As explained earlier, authentication is the first layer of security in the protection of network objects and resources. The second layer is access control—that is, controlling which resources can be accessed, by whom, and with which permissions. An authenticated user doesn't necessarily have authorization to access all files, printers, and registry keys. Access control is enforced by the manager for each object type, but it's up to the object owner to determine which access control restrictions to impose.

Access is controlled by assigning rights to users and by setting permissions for objects. Permissions specify which users can access a specific object and which type of access is allowed. For example, the owner of a quarterly finance spreadsheet might set permissions that allow read/write access to the head of finance, allow read-only access to everyone in finance, and deny access to everyone else.

Groups of users have their own rights, and those can be specified when granting object permissions. In the previous example, establishing read-only permissions for everyone in finance probably means setting a group's rights, not setting users' rights individually.

Permissions can be explicitly set for an object, or for ease of administration, they can be inherited from parent objects. However, the granularity of access control doesn't stop at objects. Permissions can even be set for attributes of an object, allowing access to some fields, such as the e-mail address of a user account, but denying access to other fields, such as the user's telephone number. Standard object permissions include the following:

Reading an object

Modifying an object

Deleting an object

Reading an object's permissions

Modifying an object's permissions

Changing an object's owner

Auditing

Another Windows 2000 security feature is auditing, which allows an administrator to keep tabs on events that might possibly compromise the system. Events such as logons and logoffs, access to files, and user-account management can all be audited. The administrator can choose which objects to audit, which events on that object to audit, and which users or groups using that object to audit. Both successful and unsuccessful access attempts can be audited.

TIP
Viruses can leave trails of inappropriate writing of executables and DLLs. Auditing successful and failed write access to these files and monitoring the security log for unexpected occurrences will give you a head start at detecting viruses on your system.

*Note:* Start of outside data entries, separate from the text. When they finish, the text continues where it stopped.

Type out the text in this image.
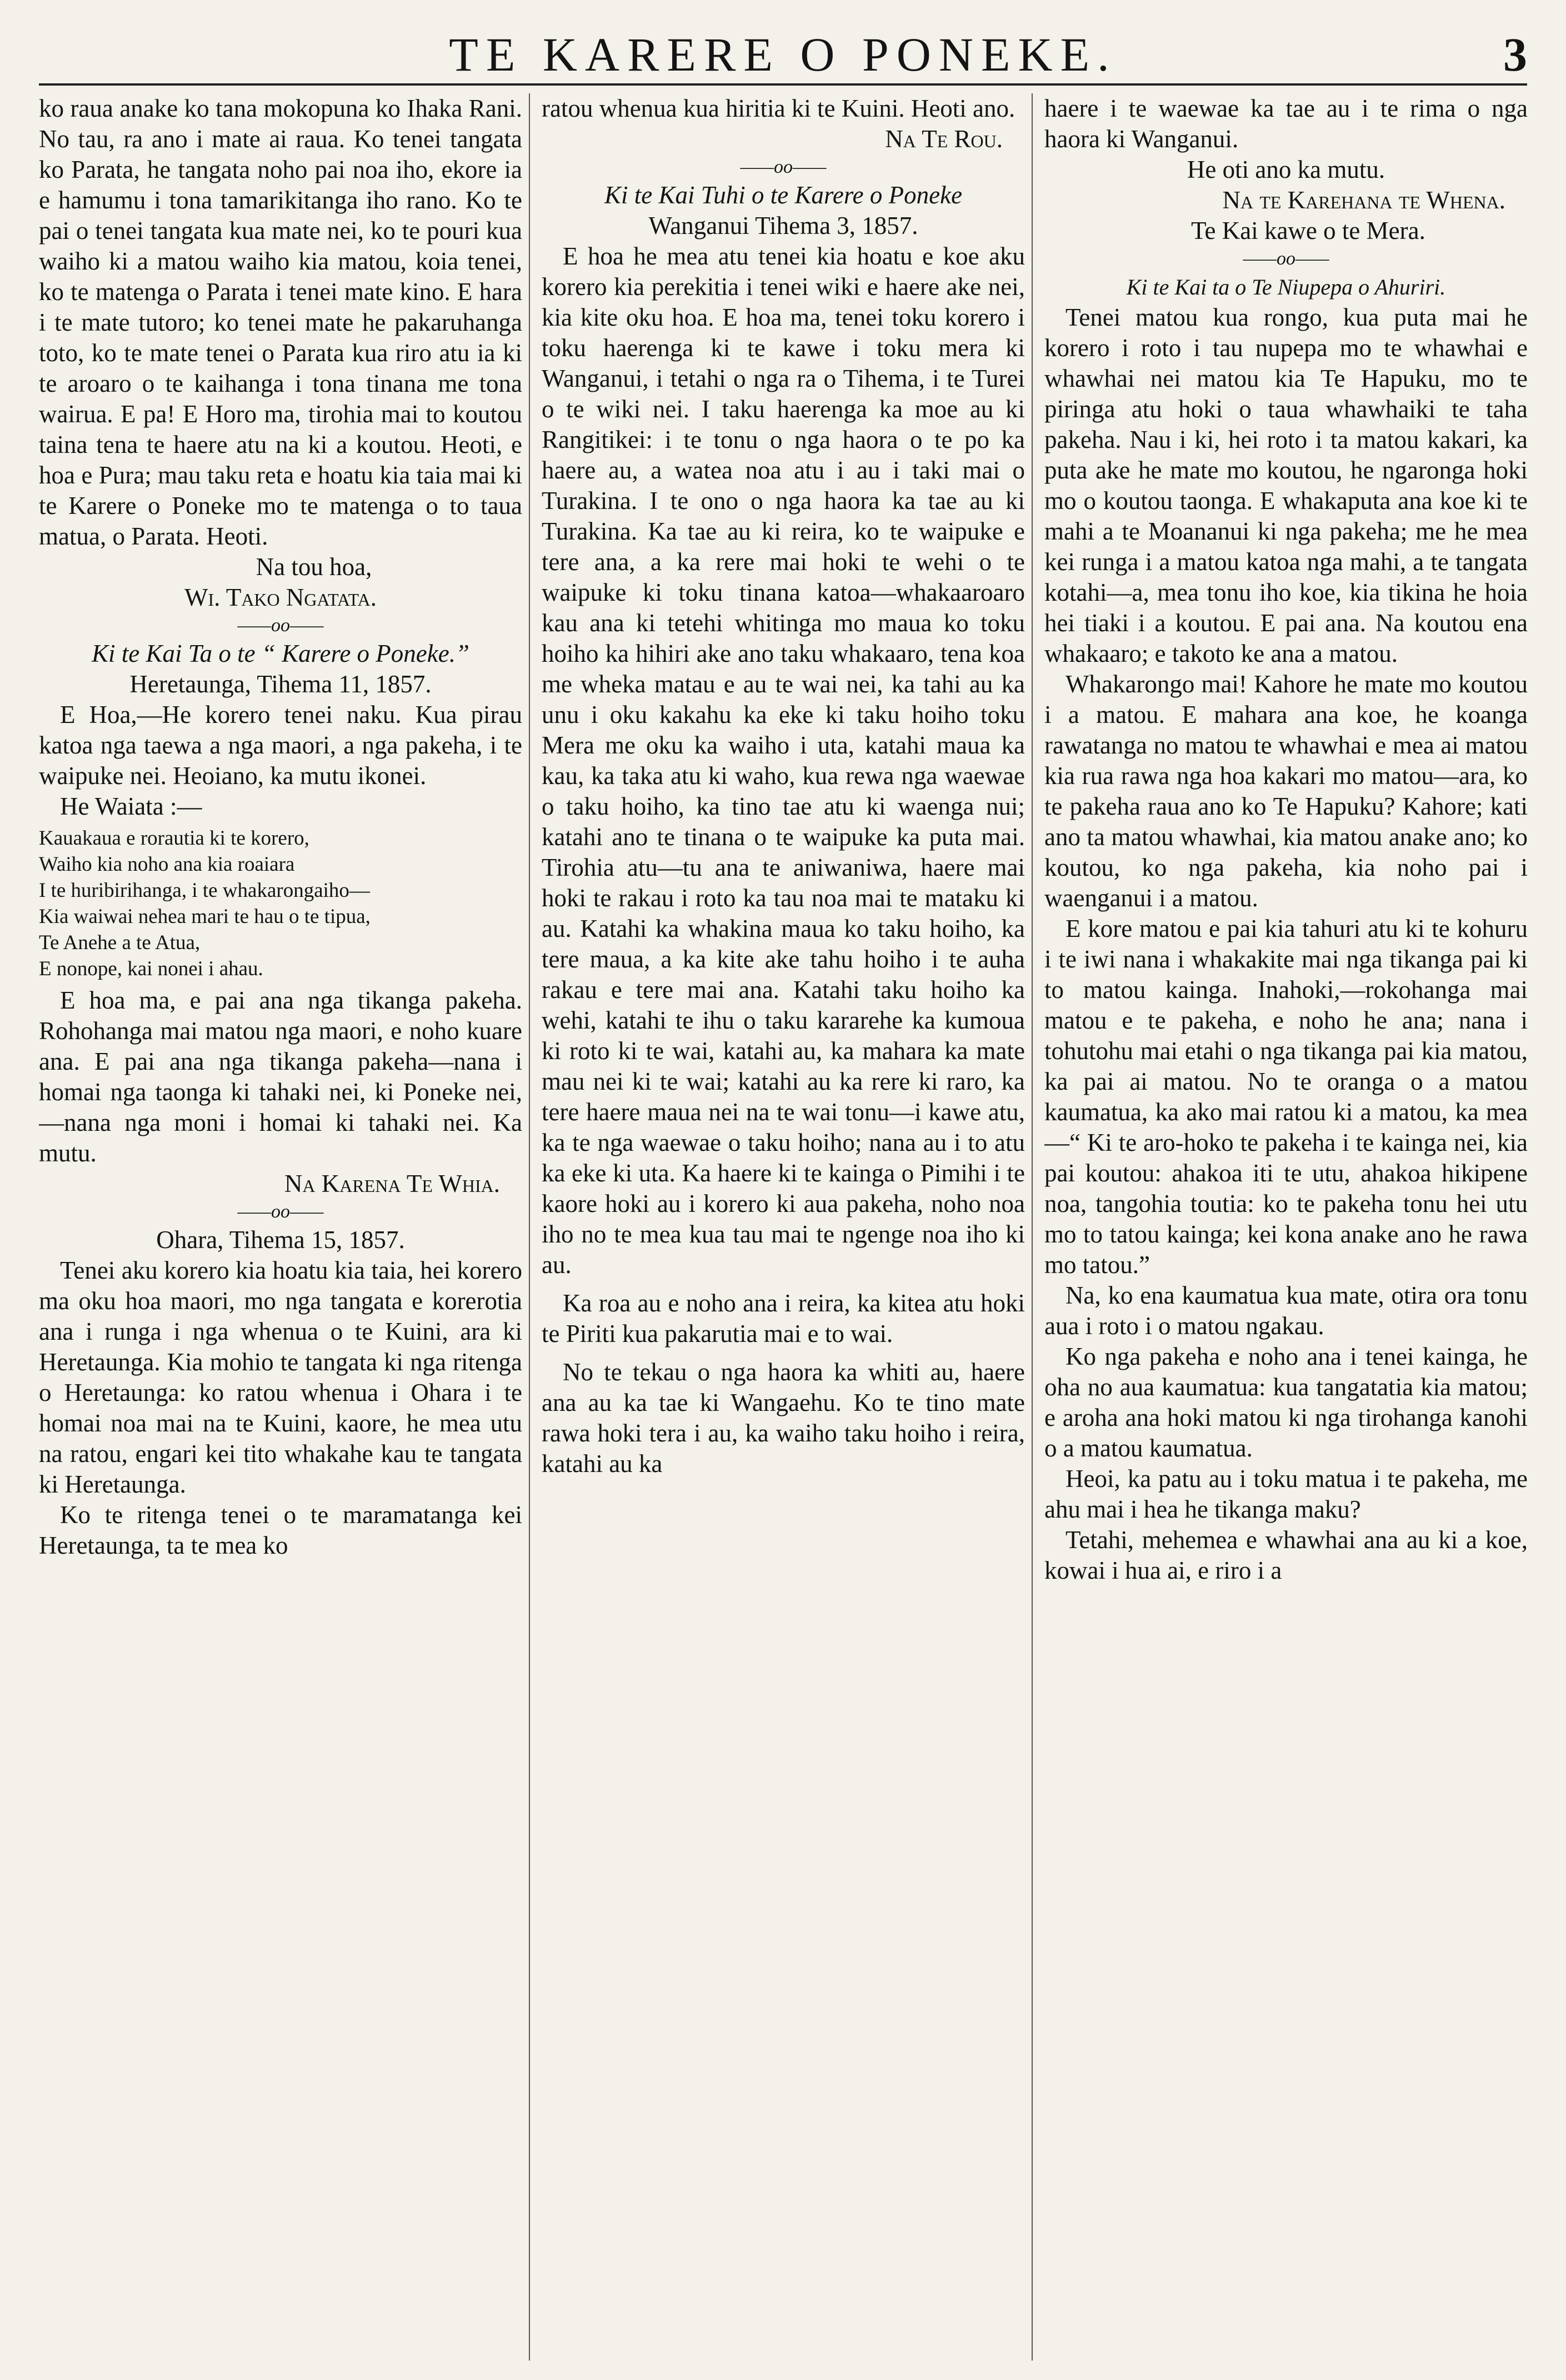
TE KARERE O PONEKE.	3

ko raua anake ko tana mokopuna ko Ihaka Rani. No tau, ra ano i mate ai raua. Ko tenei tangata ko Parata, he tangata noho pai noa iho, ekore ia e hamumu i tona tamarikitanga iho rano. Ko te pai o tenei tangata kua mate nei, ko te pouri kua waiho ki a matou waiho kia matou, koia tenei, ko te matenga o Parata i tenei mate kino. E hara i te mate tutoro; ko tenei mate he pakaruhanga toto, ko te mate tenei o Parata kua riro atu ia ki te aroaro o te kaihanga i tona tinana me tona wairua. E pa! E Horo ma, tirohia mai to koutou taina tena te haere atu na ki a koutou. Heoti, e hoa e Pura; mau taku reta e hoatu kia taia mai ki te Karere o Poneke mo te matenga o to taua matua, o Parata. Heoti.

Na tou hoa,

Wi. Tako Ngatata.

——oo——

Ki te Kai Ta o te “ Karere o Poneke.”

Heretaunga, Tihema 11, 1857.

E Hoa,—He korero tenei naku. Kua pirau katoa nga taewa a nga maori, a nga pakeha, i te waipuke nei. Heoiano, ka mutu ikonei.

He Waiata :—

Kauakaua e rorautia ki te korero,
Waiho kia noho ana kia roaiara
I te huribirihanga, i te whakarongaiho—
Kia waiwai nehea mari te hau o te tipua,
Te Anehe a te Atua,
E nonope, kai nonei i ahau.

E hoa ma, e pai ana nga tikanga pakeha. Rohohanga mai matou nga maori, e noho kuare ana. E pai ana nga tikanga pakeha—nana i homai nga taonga ki tahaki nei, ki Poneke nei,—nana nga moni i homai ki tahaki nei. Ka mutu.

Na Karena Te Whia.

——oo——

Ohara, Tihema 15, 1857.

Tenei aku korero kia hoatu kia taia, hei korero ma oku hoa maori, mo nga tangata e korerotia ana i runga i nga whenua o te Kuini, ara ki Heretaunga. Kia mohio te tangata ki nga ritenga o Heretaunga: ko ratou whenua i Ohara i te homai noa mai na te Kuini, kaore, he mea utu na ratou, engari kei tito whakahe kau te tangata ki Heretaunga.

Ko te ritenga tenei o te maramatanga kei Heretaunga, ta te mea ko

ratou whenua kua hiritia ki te Kuini. Heoti ano.

Na Te Rou.

——oo——

Ki te Kai Tuhi o te Karere o Poneke

Wanganui Tihema 3, 1857.

E hoa he mea atu tenei kia hoatu e koe aku korero kia perekitia i tenei wiki e haere ake nei, kia kite oku hoa. E hoa ma, tenei toku korero i toku haerenga ki te kawe i toku mera ki Wanganui, i tetahi o nga ra o Tihema, i te Turei o te wiki nei. I taku haerenga ka moe au ki Rangitikei: i te tonu o nga haora o te po ka haere au, a watea noa atu i au i taki mai o Turakina. I te ono o nga haora ka tae au ki Turakina. Ka tae au ki reira, ko te waipuke e tere ana, a ka rere mai hoki te wehi o te waipuke ki toku tinana katoa—whakaaroaro kau ana ki tetehi whitinga mo maua ko toku hoiho ka hihiri ake ano taku whakaaro, tena koa me wheka matau e au te wai nei, ka tahi au ka unu i oku kakahu ka eke ki taku hoiho toku Mera me oku ka waiho i uta, katahi maua ka kau, ka taka atu ki waho, kua rewa nga waewae o taku hoiho, ka tino tae atu ki waenga nui; katahi ano te tinana o te waipuke ka puta mai. Tirohia atu—tu ana te aniwaniwa, haere mai hoki te rakau i roto ka tau noa mai te mataku ki au. Katahi ka whakina maua ko taku hoiho, ka tere maua, a ka kite ake tahu hoiho i te auha rakau e tere mai ana. Katahi taku hoiho ka wehi, katahi te ihu o taku kararehe ka kumoua ki roto ki te wai, katahi au, ka mahara ka mate mau nei ki te wai; katahi au ka rere ki raro, ka tere haere maua nei na te wai tonu—i kawe atu, ka te nga waewae o taku hoiho; nana au i to atu ka eke ki uta. Ka haere ki te kainga o Pimihi i te kaore hoki au i korero ki aua pakeha, noho noa iho no te mea kua tau mai te ngenge noa iho ki au.

Ka roa au e noho ana i reira, ka kitea atu hoki te Piriti kua pakarutia mai e to wai.

No te tekau o nga haora ka whiti au, haere ana au ka tae ki Wangaehu. Ko te tino mate rawa hoki tera i au, ka waiho taku hoiho i reira, katahi au ka

haere i te waewae ka tae au i te rima o nga haora ki Wanganui.

He oti ano ka mutu.

Na te Karehana te Whena.

Te Kai kawe o te Mera.

——oo——

Ki te Kai ta o Te Niupepa o Ahuriri.

Tenei matou kua rongo, kua puta mai he korero i roto i tau nupepa mo te whawhai e whawhai nei matou kia Te Hapuku, mo te piringa atu hoki o taua whawhaiki te taha pakeha. Nau i ki, hei roto i ta matou kakari, ka puta ake he mate mo koutou, he ngaronga hoki mo o koutou taonga. E whakaputa ana koe ki te mahi a te Moananui ki nga pakeha; me he mea kei runga i a matou katoa nga mahi, a te tangata kotahi—a, mea tonu iho koe, kia tikina he hoia hei tiaki i a koutou. E pai ana. Na koutou ena whakaaro; e takoto ke ana a matou.

Whakarongo mai! Kahore he mate mo koutou i a matou. E mahara ana koe, he koanga rawatanga no matou te whawhai e mea ai matou kia rua rawa nga hoa kakari mo matou—ara, ko te pakeha raua ano ko Te Hapuku? Kahore; kati ano ta matou whawhai, kia matou anake ano; ko koutou, ko nga pakeha, kia noho pai i waenganui i a matou.

E kore matou e pai kia tahuri atu ki te kohuru i te iwi nana i whakakite mai nga tikanga pai ki to matou kainga. Inahoki,—rokohanga mai matou e te pakeha, e noho he ana; nana i tohutohu mai etahi o nga tikanga pai kia matou, ka pai ai matou. No te oranga o a matou kaumatua, ka ako mai ratou ki a matou, ka mea—“ Ki te aro-hoko te pakeha i te kainga nei, kia pai koutou: ahakoa iti te utu, ahakoa hikipene noa, tangohia toutia: ko te pakeha tonu hei utu mo to tatou kainga; kei kona anake ano he rawa mo tatou.”

Na, ko ena kaumatua kua mate, otira ora tonu aua i roto i o matou ngakau.

Ko nga pakeha e noho ana i tenei kainga, he oha no aua kaumatua: kua tangatatia kia matou; e aroha ana hoki matou ki nga tirohanga kanohi o a matou kaumatua.

Heoi, ka patu au i toku matua i te pakeha, me ahu mai i hea he tikanga maku?

Tetahi, mehemea e whawhai ana au ki a koe, kowai i hua ai, e riro i a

In addition to auditing users' security-related events, Windows 2000 provides a means of tracking security management events because an audit trail will reflect any changes in security policies. For instance, if an administrator changes the permissions of a particular object to deny access to a specific group, this change in permissions will appear on the audit trail. Chapter 18 shows how to manage the security log that Windows 2000 generates.

Nonrepudiation

Finally, let's take a look at nonrepudiation, another Windows 2000 security feature. Nonrepudiation is undeniable proof that a correspondence was sent or received and usually refers to security-enhanced e-mail messages. Proof that a message was sent is a property exhibited by digital signatures. For undeniable proof of receipt, the recipient of a signed or encrypted message responds to the sender with a signed receipt.

CAUTION
Some e-mail packages allow for receipts of signed messages, but this doesn't necessarily demonstrate nonrepudiation. A signed receipt is undeniable proof that a message was received only if it is cryptographically tied to both the recipient and the original message.